Target the needle in the haystack
Glean’s sensitive policies support over 100 predefined Infotypes, along with custom term and regex-based matching. The goal is to define each policy with precision—targeting the exact identifiers or patterns that reflect truly sensitive data. These policies are most effective when you know the specific “needle in the haystack” you’re looking for. For example, using a broad term like “salary” may generate a high volume of false positives, making it difficult to isolate real risks. Precision helps ensure policies are actionable, accurate, and low-noise—a hallmark of effective DLP. Employee data: Use Infotypes to detect personally identifiable information (PII), such as national ID numbers, taxpayer IDs, or social security numbers across different countries. Passwords and authentication tokens: Leverage Infotypes that match common token patterns (e.g., OAuth, JWT, API keys) to reduce accidental exposure of credentials in places like docs, chat messages, or tickets. Customer data: Use custom regex patterns to match structured customer identifiers (e.g., customer IDs, account numbers). Pair with Infotypes to detect associated emails, phone numbers, or payment information. Financial data: Use Infotypes for financial terms, bank account numbers, and payment card details (e.g., PCI data).
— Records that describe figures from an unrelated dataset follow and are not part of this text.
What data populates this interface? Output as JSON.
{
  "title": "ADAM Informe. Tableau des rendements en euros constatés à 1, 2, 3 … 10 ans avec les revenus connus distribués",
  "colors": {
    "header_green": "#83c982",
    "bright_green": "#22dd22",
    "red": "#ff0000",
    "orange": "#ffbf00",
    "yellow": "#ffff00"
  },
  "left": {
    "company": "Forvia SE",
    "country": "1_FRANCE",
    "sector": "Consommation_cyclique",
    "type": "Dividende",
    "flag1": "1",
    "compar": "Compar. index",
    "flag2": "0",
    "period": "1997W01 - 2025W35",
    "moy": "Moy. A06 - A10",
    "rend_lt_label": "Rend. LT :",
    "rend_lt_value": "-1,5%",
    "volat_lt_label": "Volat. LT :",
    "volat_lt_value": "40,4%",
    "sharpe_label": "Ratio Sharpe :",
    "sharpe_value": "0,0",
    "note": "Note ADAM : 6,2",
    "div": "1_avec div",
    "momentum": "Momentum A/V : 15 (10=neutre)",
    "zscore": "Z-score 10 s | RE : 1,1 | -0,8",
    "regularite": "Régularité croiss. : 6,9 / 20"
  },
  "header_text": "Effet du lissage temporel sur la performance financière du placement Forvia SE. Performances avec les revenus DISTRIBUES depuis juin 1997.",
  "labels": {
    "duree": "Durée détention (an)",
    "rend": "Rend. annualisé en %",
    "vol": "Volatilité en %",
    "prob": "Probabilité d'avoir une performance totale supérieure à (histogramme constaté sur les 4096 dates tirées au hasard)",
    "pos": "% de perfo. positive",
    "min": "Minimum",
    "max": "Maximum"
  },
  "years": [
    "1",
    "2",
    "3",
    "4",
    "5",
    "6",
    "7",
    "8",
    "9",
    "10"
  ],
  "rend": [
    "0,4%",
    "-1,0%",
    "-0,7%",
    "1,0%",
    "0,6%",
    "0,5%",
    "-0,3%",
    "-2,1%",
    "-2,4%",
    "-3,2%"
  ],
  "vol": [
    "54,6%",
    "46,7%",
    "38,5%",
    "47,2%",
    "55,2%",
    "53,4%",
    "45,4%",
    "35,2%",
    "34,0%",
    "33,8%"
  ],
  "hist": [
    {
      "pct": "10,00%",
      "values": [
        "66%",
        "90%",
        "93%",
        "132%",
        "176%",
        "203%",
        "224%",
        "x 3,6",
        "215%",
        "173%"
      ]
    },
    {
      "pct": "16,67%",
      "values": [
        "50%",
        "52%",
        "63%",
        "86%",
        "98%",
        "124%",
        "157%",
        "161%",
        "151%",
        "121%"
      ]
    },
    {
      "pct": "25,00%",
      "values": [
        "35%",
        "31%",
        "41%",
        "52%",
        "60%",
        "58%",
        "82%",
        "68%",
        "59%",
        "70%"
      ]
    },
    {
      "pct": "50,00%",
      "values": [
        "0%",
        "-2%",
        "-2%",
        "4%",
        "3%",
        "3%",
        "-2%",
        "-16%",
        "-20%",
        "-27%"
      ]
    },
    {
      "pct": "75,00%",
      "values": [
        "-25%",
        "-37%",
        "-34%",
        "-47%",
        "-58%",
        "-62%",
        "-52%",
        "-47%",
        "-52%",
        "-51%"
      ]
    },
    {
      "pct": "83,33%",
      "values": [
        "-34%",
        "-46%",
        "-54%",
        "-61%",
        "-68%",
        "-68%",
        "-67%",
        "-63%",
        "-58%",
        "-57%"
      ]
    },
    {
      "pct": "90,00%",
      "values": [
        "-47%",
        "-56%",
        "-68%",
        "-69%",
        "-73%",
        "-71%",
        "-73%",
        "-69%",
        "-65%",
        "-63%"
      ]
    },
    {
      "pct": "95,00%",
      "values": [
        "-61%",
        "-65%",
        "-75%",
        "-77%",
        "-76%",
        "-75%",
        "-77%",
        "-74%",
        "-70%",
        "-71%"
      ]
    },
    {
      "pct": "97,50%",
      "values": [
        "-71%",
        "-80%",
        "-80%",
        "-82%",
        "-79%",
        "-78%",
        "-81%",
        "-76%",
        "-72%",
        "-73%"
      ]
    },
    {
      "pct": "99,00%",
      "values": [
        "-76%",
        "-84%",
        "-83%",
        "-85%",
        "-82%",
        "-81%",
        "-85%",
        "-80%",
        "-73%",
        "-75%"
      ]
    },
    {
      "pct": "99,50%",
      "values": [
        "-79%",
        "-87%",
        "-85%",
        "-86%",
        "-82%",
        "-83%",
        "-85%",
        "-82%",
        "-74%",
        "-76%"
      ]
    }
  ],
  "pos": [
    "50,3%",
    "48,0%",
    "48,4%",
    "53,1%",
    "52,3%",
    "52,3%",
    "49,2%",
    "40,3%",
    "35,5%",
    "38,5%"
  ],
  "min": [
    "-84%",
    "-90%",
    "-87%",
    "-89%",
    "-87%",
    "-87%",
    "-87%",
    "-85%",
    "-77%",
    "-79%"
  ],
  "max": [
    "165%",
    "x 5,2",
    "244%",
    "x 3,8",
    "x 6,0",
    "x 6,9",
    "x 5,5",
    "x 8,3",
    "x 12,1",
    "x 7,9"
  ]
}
When applicable, supplement with regexes for internal codes or ledger IDs. Reduction in force (RIF) planning: Use a combination of project codenames (as terms), personal identifiers (Infotypes), and regexes for equity grant IDs or other sensitive HR references. Top secret projects: Use specific project names or codewords as custom terms. These are often referenced informally across less-controlled environments and can indicate early leakage points.Build policies using real examples
The best way to craft effective policies is to start with a known sensitive document:- What specific identifiers appear?
- Are there named projects, IDs, or structured patterns?
- Can you generalize those patterns into Infotypes, terms, or regexes?